Every New Solar Farm Committed to Australia's Grid Will Have a Battery
Energy storage specialist Fluence said on Monday (2026-06-22) that 100 per cent of utility-scale solar capacity committed in Australia's National Electricity Market for 2027 and 2028 is paired with a battery energy storage system — a threshold that marks a structural shift in how the grid absorbs new renewable supply.6
That matters for the NEM's stability calculus. Solar without storage creates a dispatch mismatch: generation peaks mid-afternoon, demand peaks in early evening, and the gap is filled by gas-fired peakers or increasingly volatile spot prices. The universal pairing requirement effectively converts each new solar project into a dispatchable unit, one that can hold charge and release it when the grid needs it most.6
Fluence, which operates storage assets across the NEM, described Australia as an emerging test bed for hybrid projects combining multiple technologies — solar, batteries, wind — behind a shared grid connection. The company said this model is now being examined by developers in other markets.6
The shift arrives as Australia's demand hits new highs. In the fourth quarter of 2025, power consumption across the NEM set a record while renewable energy supplied more than 50 per cent of electricity for the first time — a combination that would have been grid-destabilising under the old model of intermittent-only renewables.3 March 2026 extended that trend, with utility-scale solar and wind producing 4.7 terawatt-hours in a single month, another record for clean output in the NEM.5
The question has always been whether the renewable build-out would keep pace with the grid's operational needs, or simply pile in capacity that fires when the sun shines and leaves gas-peakers to clean up the rest. The 100 per cent BESS-pairing data suggests the industry has, at minimum, moved past that debate for new builds.6
Australia's gas supply picture adds urgency to the storage question. Wood Mackenzie analysis flags rising seasonal demand on the east coast against maturing supply sources, with new reserves development running behind the mid-decade requirements.1 Delays accumulated during the pandemic period — APLNG cut roughly US$250 million in capital expenditure in 2020, and Beach Energy pushed back its Otway development by a year — left the supply buffer thinner than pre-pandemic projections assumed.1
If the evening demand peak cannot be met by charged batteries in sufficient volume, gas-fired generation fills the gap. The economics then depend on Wallumbilla spot gas, which was priced at $5.99 per gigajoule as of Tuesday (2026-06-23). At that level, gas peaking is expensive but not prohibitive; a sustained tightening in east-coast gas supply would change that arithmetic quickly and push NEM spot prices higher during evening shoulder periods.
AEMO's operational forecasting team manages that balance in real time, with its forecasting framework designed to support both dispatch decisions and longer-term investment signals.2,4 The signal now being sent to developers — every solar project needs co-located storage — is also a signal about how AEMO expects to operate the grid through the late-2020s.
The Fluence data covers committed capacity, not installed.

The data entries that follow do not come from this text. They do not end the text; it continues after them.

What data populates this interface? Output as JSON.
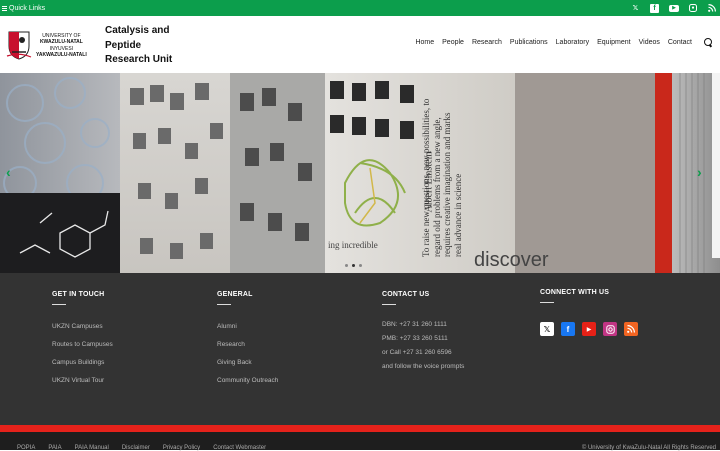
{
  "topbar": {
    "quick_links": "Quick Links",
    "socials": [
      {
        "icon": "x-icon",
        "glyph": "𝕏"
      },
      {
        "icon": "facebook-icon",
        "glyph": "f"
      },
      {
        "icon": "youtube-icon",
        "glyph": "▶"
      },
      {
        "icon": "instagram-icon",
        "glyph": "◎"
      },
      {
        "icon": "rss-icon",
        "glyph": ")"
      }
    ]
  },
  "header": {
    "logo_line1": "UNIVERSITY OF",
    "logo_line2": "KWAZULU-NATAL",
    "logo_line3": "INYUVESI",
    "logo_line4": "YAKWAZULU-NATALI",
    "unit_title": "Catalysis and Peptide Research Unit",
    "nav": [
      "Home",
      "People",
      "Research",
      "Publications",
      "Laboratory",
      "Equipment",
      "Videos",
      "Contact"
    ]
  },
  "hero": {
    "quote_text": "To raise new questions, new possibilities, to regard old problems from a new angle, requires creative imagination and marks real advance in science",
    "quote_author": "Albert Einstein",
    "word1": "discover",
    "word2": "ing incredible"
  },
  "footer": {
    "get_in_touch": {
      "title": "GET IN TOUCH",
      "items": [
        "UKZN Campuses",
        "Routes to Campuses",
        "Campus Buildings",
        "UKZN Virtual Tour"
      ]
    },
    "general": {
      "title": "GENERAL",
      "items": [
        "Alumni",
        "Research",
        "Giving Back",
        "Community Outreach"
      ]
    },
    "contact": {
      "title": "CONTACT US",
      "items": [
        "DBN: +27 31 260 1111",
        "PMB: +27 33 260 5111",
        "or Call +27 31 260 6596",
        "and follow the voice prompts"
      ]
    },
    "connect": {
      "title": "CONNECT WITH US"
    }
  },
  "bottom": {
    "links": [
      "POPIA",
      "PAIA",
      "PAIA Manual",
      "Disclaimer",
      "Privacy Policy",
      "Contact Webmaster"
    ],
    "copyright": "© University of KwaZulu-Natal All Rights Reserved"
  },
  "colors": {
    "brand_green": "#0c9e4c",
    "footer_bg": "#333333",
    "accent_red": "#e5221b"
  }
}
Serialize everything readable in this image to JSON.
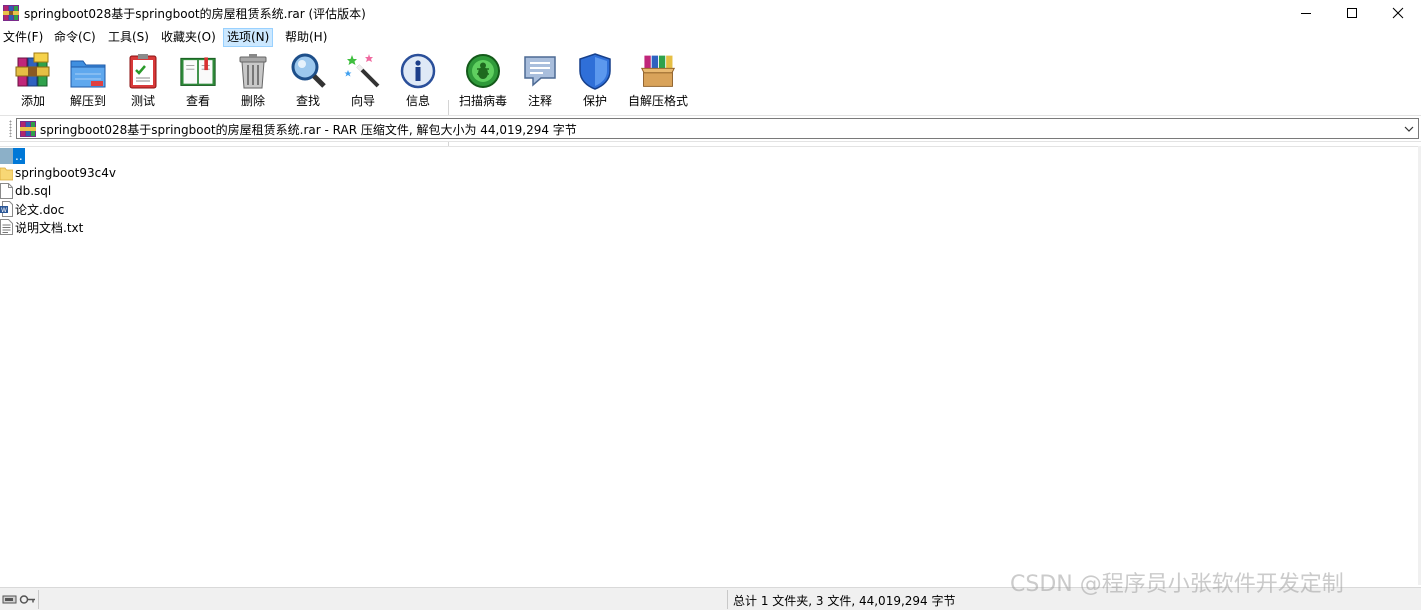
{
  "window": {
    "title": "springboot028基于springboot的房屋租赁系统.rar (评估版本)",
    "app_icon": "winrar-icon",
    "controls": [
      "minimize-icon",
      "maximize-icon",
      "close-icon"
    ]
  },
  "menu": [
    {
      "label": "文件(F)"
    },
    {
      "label": "命令(C)"
    },
    {
      "label": "工具(S)"
    },
    {
      "label": "收藏夹(O)"
    },
    {
      "label": "选项(N)",
      "active": true
    },
    {
      "label": "帮助(H)"
    }
  ],
  "toolbar": [
    {
      "label": "添加",
      "icon": "add-archive-icon"
    },
    {
      "label": "解压到",
      "icon": "extract-to-icon"
    },
    {
      "label": "测试",
      "icon": "test-icon"
    },
    {
      "label": "查看",
      "icon": "view-book-icon"
    },
    {
      "label": "删除",
      "icon": "delete-trash-icon"
    },
    {
      "label": "查找",
      "icon": "find-magnifier-icon"
    },
    {
      "label": "向导",
      "icon": "wizard-wand-icon"
    },
    {
      "label": "信息",
      "icon": "info-icon"
    },
    {
      "label": "扫描病毒",
      "icon": "scan-virus-icon"
    },
    {
      "label": "注释",
      "icon": "comment-icon"
    },
    {
      "label": "保护",
      "icon": "protect-shield-icon"
    },
    {
      "label": "自解压格式",
      "icon": "sfx-box-icon"
    }
  ],
  "address": {
    "text": "springboot028基于springboot的房屋租赁系统.rar - RAR 压缩文件, 解包大小为 44,019,294 字节"
  },
  "files": [
    {
      "name": "..",
      "type": "updir",
      "icon": "parent-folder-icon"
    },
    {
      "name": "springboot93c4v",
      "type": "folder",
      "icon": "folder-icon"
    },
    {
      "name": "db.sql",
      "type": "file",
      "icon": "file-icon"
    },
    {
      "name": "论文.doc",
      "type": "doc",
      "icon": "word-doc-icon"
    },
    {
      "name": "说明文档.txt",
      "type": "txt",
      "icon": "text-file-icon"
    }
  ],
  "status": {
    "summary": "总计 1 文件夹, 3 文件, 44,019,294 字节",
    "watermark": "CSDN @程序员小张软件开发定制"
  },
  "colors": {
    "selection": "#0078d7",
    "menu_active_bg": "#cce8ff",
    "statusbar_bg": "#f0f0f0"
  }
}
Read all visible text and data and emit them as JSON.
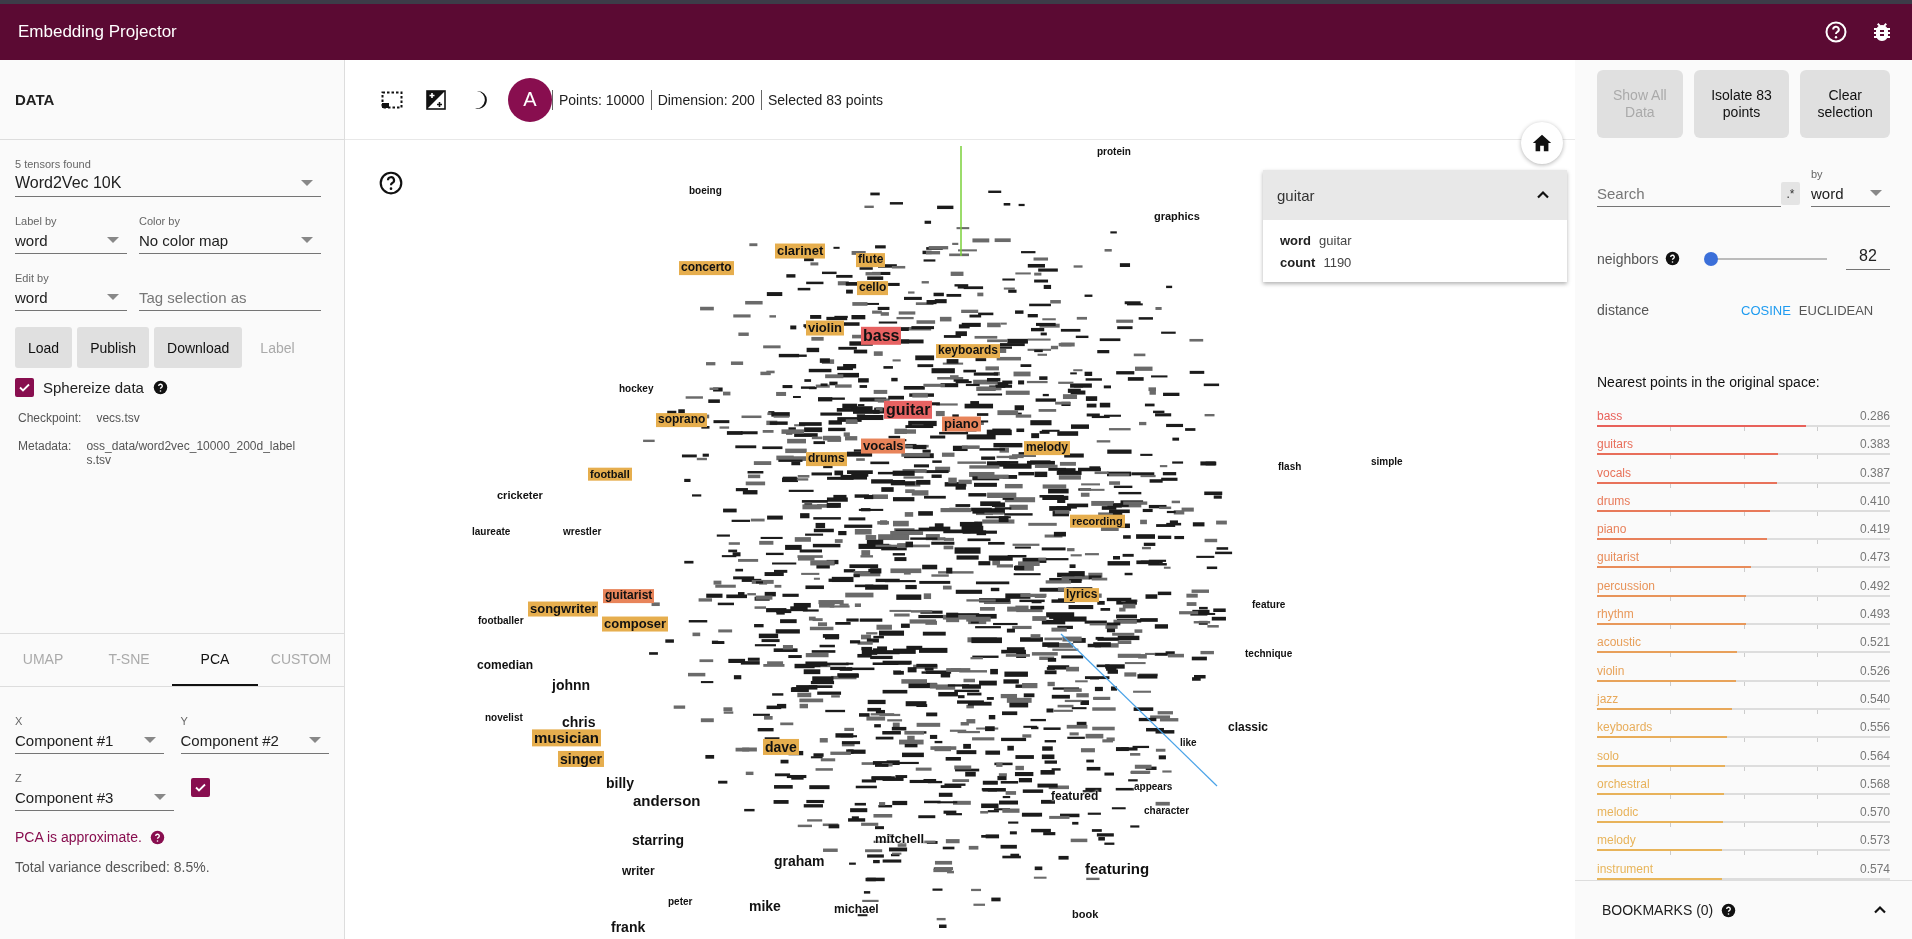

Whether the projects actually reach commercial operation on schedule will depend on supply chains for battery cells, grid connection queues, and financing conditions that remain sensitive to interest rate levels. South Australia's spot power was priced at $353 per megawatt-hour as of Tuesday (2026-06-23), reflecting the high-price tail risks that make storage investment bankable but also the volatility that deters industrial users.
The structural question is whether the 100 per cent pairing rate holds as the NEM's solar pipeline grows. The 2027-2028 cohort represents projects that received grid connections and final investment decisions in a period of high spot prices and clear regulatory pressure. Whether subsequent cohorts face the same incentive structure — or whether a looser supply environment allows developers to shave storage costs — will determine whether Tuesday's (2026-06-22) Fluence finding represents a permanent shift or a high-water mark.